Em um trabalho de pesquisa extraordinário de Mark Boal, A Hora Mais Escura percorre então toda essa investigação, todos os becos sem saída, todas as reviravoltas e surpresas, toda burocracia e politicagem que essa agente (que, assim como todo roteiro, é sim baseado em fatos reais) precisa sofrer e ultrapassar para conseguir esse objetivo. Um objetivo que a torna a heroína de uma nação, mas à custa de uma vida que termina em lágrimas dentro de um avião com só ela no manifesto. Uma heroína que termina incógnita. O “motherfucker” que encontrou aquela casa, mas que ninguém vai nunca conhecer.

A Hora Mais Escura Filme

Mas tanto Boal quanto Bigelow sabem que essa história é muito maior do que, simplesmente, uma única personagem, o que dá um dinamismo descomunal à A Hora Mais Escura. Cada situação e personagem que compõem esse mosaico são tratados como protagonistas e clímax (o que facilita mais ainda diante da estrutura geral do filme, separada por “subtítulos”), e que permite que a tensão de cada sequência afunde ainda mais o espectador na poltrona. Cada nome descoberto, cada detalhe que surge aos olhos de Maya, cada decisão do governo e cada atentado, são tratados com a devida importância que têm, já que sem eles seria impossível enxergar o retrato maior.

E talvez seja isso mesmo, A Hora Mais Escura se esforça para ser um retrato preciso de tudo que aconteceu, tão preciso quantos os vinte e poucos minutos que duram a ação dos SEALs (tanto no filme quanto no acontecimento real).
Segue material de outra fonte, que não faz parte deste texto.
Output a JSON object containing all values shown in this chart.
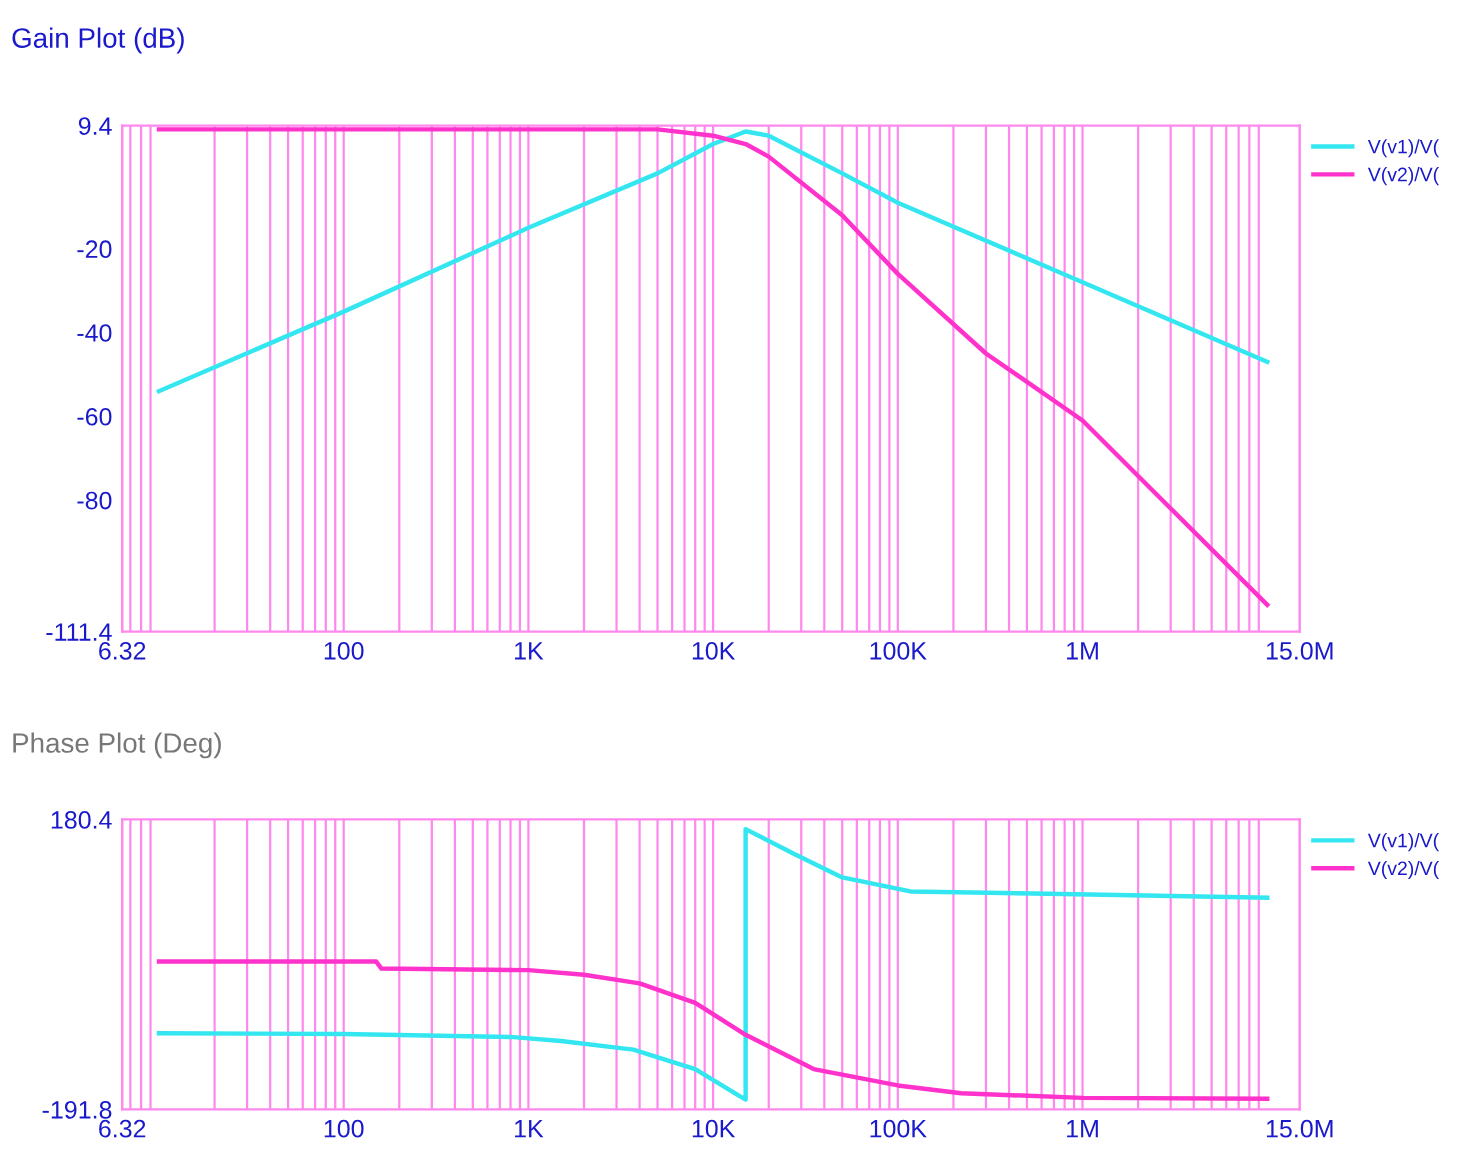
{
  "chart_data": [
    {
      "type": "line",
      "title": "Gain Plot (dB)",
      "log": "x",
      "grid": "x",
      "legend": "right",
      "marker": "none",
      "line_style": "solid",
      "xlim": [
        6.32,
        15000000
      ],
      "xticks": [
        6.32,
        100,
        {
          "value": 1000,
          "label": "1K"
        },
        {
          "value": 10000,
          "label": "10K"
        },
        {
          "value": 100000,
          "label": "100K"
        },
        {
          "value": 1000000,
          "label": "1M"
        },
        {
          "value": 15000000,
          "label": "15.0M"
        }
      ],
      "ylim": [
        -111.4,
        9.4
      ],
      "yticks": [
        9.4,
        -20,
        -40,
        -60,
        -80,
        -111.4
      ],
      "series": [
        {
          "name": "V(v1)/V(",
          "color": "#33e6f0",
          "x": [
            10,
            100,
            1000,
            5000,
            10000,
            15000,
            20000,
            50000,
            100000,
            1000000,
            10000000
          ],
          "values": [
            -54,
            -35,
            -15,
            -2,
            5,
            8,
            7,
            -2,
            -9,
            -28,
            -47
          ]
        },
        {
          "name": "V(v2)/V(",
          "color": "#ff33cc",
          "x": [
            10,
            100,
            1000,
            5000,
            10000,
            15000,
            20000,
            50000,
            100000,
            300000,
            1000000,
            3000000,
            10000000
          ],
          "values": [
            8.5,
            8.5,
            8.5,
            8.5,
            7,
            5,
            2,
            -12,
            -26,
            -45,
            -61,
            -82,
            -105
          ]
        }
      ]
    },
    {
      "type": "line",
      "title": "Phase Plot (Deg)",
      "log": "x",
      "grid": "x",
      "legend": "right",
      "marker": "none",
      "line_style": "solid",
      "xlim": [
        6.32,
        15000000
      ],
      "xticks": [
        6.32,
        100,
        {
          "value": 1000,
          "label": "1K"
        },
        {
          "value": 10000,
          "label": "10K"
        },
        {
          "value": 100000,
          "label": "100K"
        },
        {
          "value": 1000000,
          "label": "1M"
        },
        {
          "value": 15000000,
          "label": "15.0M"
        }
      ],
      "ylim": [
        -191.8,
        180.4
      ],
      "yticks": [
        180.4,
        -191.8
      ],
      "series": [
        {
          "name": "V(v1)/V(",
          "color": "#33e6f0",
          "x": [
            10,
            100,
            830,
            1500,
            3700,
            8000,
            14000,
            15000,
            15000,
            27000,
            50000,
            117000,
            650000,
            10000000
          ],
          "values": [
            -94,
            -95,
            -99,
            -104,
            -115,
            -140,
            -175,
            -179,
            168,
            137,
            106,
            88,
            85,
            80
          ]
        },
        {
          "name": "V(v2)/V(",
          "color": "#ff33cc",
          "x": [
            10,
            150,
            160,
            1000,
            2000,
            4000,
            8000,
            15000,
            35000,
            100000,
            220000,
            1000000,
            10000000
          ],
          "values": [
            -2,
            -2,
            -11,
            -13,
            -19,
            -30,
            -55,
            -96,
            -140,
            -161,
            -171,
            -177,
            -178
          ]
        }
      ]
    }
  ]
}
Como se, doendo a quem doer, Bigelow só estivesse interessada em respeitar a realidade, que, quase sempre, é bem melhor que qualquer ficção.

E por mais que, esteticamente, Bigelow, pareça trazer essa realidade com uma câmera na mão (com a ajuda da fotografia precisa e sem medo de Greg Fraser), a diretora o faz, justamente, por fingir esse estilo documental, mas para presentear uma série de composições precisas e que preenchem a tela sem ser refém de uma ou outra tremida. Do mesmo jeito que mergulha no escuro da real ação final (escuro mesmo, mas que casa perfeito com o clima) ao invés de tomar caminhos preguiçosos e esverdear a sequencia inteira com o modo visão noturno da câmera ligado (que seria o caminho de 90% dos cineastas de ação de Hollywood).

Bigelow então mostra que, por mais que tenha pela frente um filme que ajuda os Estados Unidos a se vingar de seu maior inimigo, daqueles com um plano da bandeira americana tremulando, sabe também que precisa “atrapalhar” essa visão patriótica com um pano camuflado. Uma lembrança de que, mesmo heroico e intenso, A Hora Mais Escura (como o título nacional acertadamente aponta) é sobre esse véu escuro que não deixa nada impune em uma situação tão pouco confortável quanto uma caçada de dez anos ao custo da vida de um número muito maior de vidas perdidas no World Trade Center e que termina com um tiro no terceiro andar de uma mansão no meio do deserto. Vítimas (e órfãos, como a própria agente Maya) de uma guerra que a maioria das pessoas nem sequer sabia que estava sendo travada.


Zero Dark Thirty(EUA, 2012) escrito por Mark Boal , dirigido por Kathryn Bigelow, com Jason Clarke, Jessica Chastain, Kyle Chandler, Jennifer Ehle, Harold Perrineau, Mark Strong, Edgar Ramírez e Joel Edgerton.